One way to meet Surge Capacity in Airborne Infectious Patients

Our paper on Implementing a negative-pressure isolation ward for a surge in airborne infectious patients was a fruitful collaboration between hospital engineers, Veterans Health Infection Control professionals, and University of Colorado Boulder air quality researchers.  This work has recently garnered attention because of a critical need for isolation capacity during the highly transmissible COVID19 pandemic.

In this demonstration study we worked with a modern hospital in California to figure out and test how to turn a 30-bed hospital ward into a negative pressure isolation ward in a few hours and maintain the capacity for 24 hours.  The demonstration was very successful, especially due to the creativity of the lead scientist Dr. Nick Clements and the expertise of the lead hospital engineer Steven Elliott.

One important implication of this work is that while the negative pressure capacity can be held between the ward and the rest of the hospital, on the ward, the rooms have varying pressure differentials and therefore the hospital staff need to wear personal protective equipment while on the ward.

Additional excellent questions and points about the work were recently brought up in email exchanges between hospital engineers at other facilities – and I am sharing these ideas here FYI.

Point 1: It is absolutely critical that any exhaust air out of the ward be dedicated with its own fan.  The standard and most common HVAC system comprises of Supply and Return Fans with a mixing air damper.  Under the scenario provided in the article, the mixing damper would be 100% closed with outside air damper and exhaust air damper open.

Response: We operated in the study with the mixing air damper closed and with one supply (60% capacity) and one return fan (100% capacity). Only the isolation rooms had their own dedicated exhaust fans. Requiring a dedicated exhaust fan for the whole ward in case of surge would be great, but that’s not the reality in most hospitals, and during a surge these facilities would just have to do the best they can. There will be potential for recirculation, though without testing it is impossible to know how much of a risk this poses.

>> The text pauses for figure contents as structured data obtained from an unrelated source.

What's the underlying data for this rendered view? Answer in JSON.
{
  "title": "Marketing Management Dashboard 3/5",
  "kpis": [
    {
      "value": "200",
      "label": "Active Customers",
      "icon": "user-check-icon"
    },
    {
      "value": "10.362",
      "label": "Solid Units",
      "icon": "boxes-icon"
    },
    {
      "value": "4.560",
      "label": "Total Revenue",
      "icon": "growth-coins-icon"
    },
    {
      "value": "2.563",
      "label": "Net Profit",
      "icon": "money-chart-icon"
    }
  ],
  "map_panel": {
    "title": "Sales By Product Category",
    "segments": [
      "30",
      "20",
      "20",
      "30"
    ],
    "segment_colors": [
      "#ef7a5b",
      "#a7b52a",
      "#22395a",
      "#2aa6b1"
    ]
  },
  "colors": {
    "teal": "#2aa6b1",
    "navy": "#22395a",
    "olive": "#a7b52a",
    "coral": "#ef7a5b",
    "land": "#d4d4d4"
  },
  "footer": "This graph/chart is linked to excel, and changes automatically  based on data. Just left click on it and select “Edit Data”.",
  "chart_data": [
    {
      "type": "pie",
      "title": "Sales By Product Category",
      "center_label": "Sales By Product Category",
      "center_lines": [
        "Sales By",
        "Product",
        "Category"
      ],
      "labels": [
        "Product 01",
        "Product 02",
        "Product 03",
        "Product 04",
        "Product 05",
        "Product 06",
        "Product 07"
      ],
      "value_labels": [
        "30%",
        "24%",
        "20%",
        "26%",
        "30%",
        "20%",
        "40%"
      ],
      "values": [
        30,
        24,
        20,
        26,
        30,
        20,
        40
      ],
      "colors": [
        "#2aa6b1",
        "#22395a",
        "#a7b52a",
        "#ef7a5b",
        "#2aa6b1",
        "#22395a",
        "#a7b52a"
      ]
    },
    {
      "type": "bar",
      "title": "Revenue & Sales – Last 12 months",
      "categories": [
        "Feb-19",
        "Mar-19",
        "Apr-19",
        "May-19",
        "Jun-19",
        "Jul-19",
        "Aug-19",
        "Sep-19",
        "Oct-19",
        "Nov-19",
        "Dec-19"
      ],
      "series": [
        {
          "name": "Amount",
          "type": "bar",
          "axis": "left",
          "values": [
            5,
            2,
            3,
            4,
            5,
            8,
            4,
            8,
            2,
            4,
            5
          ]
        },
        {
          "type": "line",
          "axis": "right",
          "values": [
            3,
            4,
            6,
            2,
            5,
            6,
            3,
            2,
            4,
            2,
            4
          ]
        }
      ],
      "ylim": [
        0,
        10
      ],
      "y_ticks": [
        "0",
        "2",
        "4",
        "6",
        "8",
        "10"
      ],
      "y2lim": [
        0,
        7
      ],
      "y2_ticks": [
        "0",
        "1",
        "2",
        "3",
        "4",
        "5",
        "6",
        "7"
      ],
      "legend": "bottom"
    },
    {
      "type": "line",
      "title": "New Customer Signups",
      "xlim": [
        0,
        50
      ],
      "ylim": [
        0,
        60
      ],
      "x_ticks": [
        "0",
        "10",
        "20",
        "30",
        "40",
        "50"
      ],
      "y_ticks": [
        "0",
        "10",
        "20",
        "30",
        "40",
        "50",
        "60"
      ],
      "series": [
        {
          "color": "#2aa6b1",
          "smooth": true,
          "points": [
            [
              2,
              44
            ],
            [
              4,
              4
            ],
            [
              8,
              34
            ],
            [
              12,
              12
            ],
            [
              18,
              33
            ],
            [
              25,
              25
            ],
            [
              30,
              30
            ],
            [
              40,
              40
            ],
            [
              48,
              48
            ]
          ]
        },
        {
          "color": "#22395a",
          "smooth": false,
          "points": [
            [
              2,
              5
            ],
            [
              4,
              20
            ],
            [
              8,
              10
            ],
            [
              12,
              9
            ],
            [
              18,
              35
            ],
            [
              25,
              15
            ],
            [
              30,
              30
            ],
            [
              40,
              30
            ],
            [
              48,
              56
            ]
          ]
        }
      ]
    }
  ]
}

Our guess would be small, but it ultimately depends on the craftsmanship of the sheet metal contractor who did the duct install.

Point 2: Negative air condition will occur if the fans are modulated appropriately.  What this scenario does not address is leakage between the return ducting (downstream of return fan) and the supply duct (upstream of the supply fan).   Most if not all mixing dampers can not achieve 100% shut-off with 0% chance of leak-by.  Furthermore, electrical penetrations, sheet metal joints and other pathways exist between supply/return ductwork which allow additional cross contamination.  As such, a percentage of the contaminated air from the isolation ward will be recirculated back into the space.  This places the hospital staff at great risk because they are working in a space with contaminated air.

Response: This worked for the California hospital where we did the study due to their AHU servicing only the containment ward floor, and any recirculated material will just end up back in the isolation ward.  But it would pose a significant risk if the AHU serviced non-isolation ward areas. There may be some isolation ward duct leakage that causes virus particles to end up in wall interstitial spaces, that then could get picked up by other ducts and sent to other parts of the hospital, which could happen. One would need tracer testing to verify for sure.

Point 3: It cannot be guaranteed that all patients in the ward share only one infectious disease.  Example:  20 out of 20 patients in an isolation ward have COVID-19.  1 out of 20 patients in the wards also has TB.  Using the existing ventilation fans in the manner described in the article will now expose the 19 other patients to TB due to leakage of the exhausted return air into the supply ducts.

Response: We also want to stress that the point of the ward is to house only patients with the surge disease, and that hospital staff should wear full PPE on the ward. Patients with other diseases (including airborne) should not be on the ward if possible, since there is no control over pressures between rooms. This is a not a design where the ward hallways are safe and rooms are converted to AIIR’s, everywhere on this ward is potentially contaminated. This is one reason we installed UV lights in the stairwells for example.

Lastly, our research suggests this is type of surge response is possible, but without testing and planning BEFORE a pandemic, we don’t necessarily recommending adopting the negative isolation ward as a surge response, as there may be too much risk involved in not thoroughly understanding all these uncertainties. (Although in a crisis such as where we are now it may be an important option.) Our recommendation is to have this as a preparedness measure for future outbreaks.  There are some hospitals that do have this in their flu pandemic plans, but we imagine many more who do not.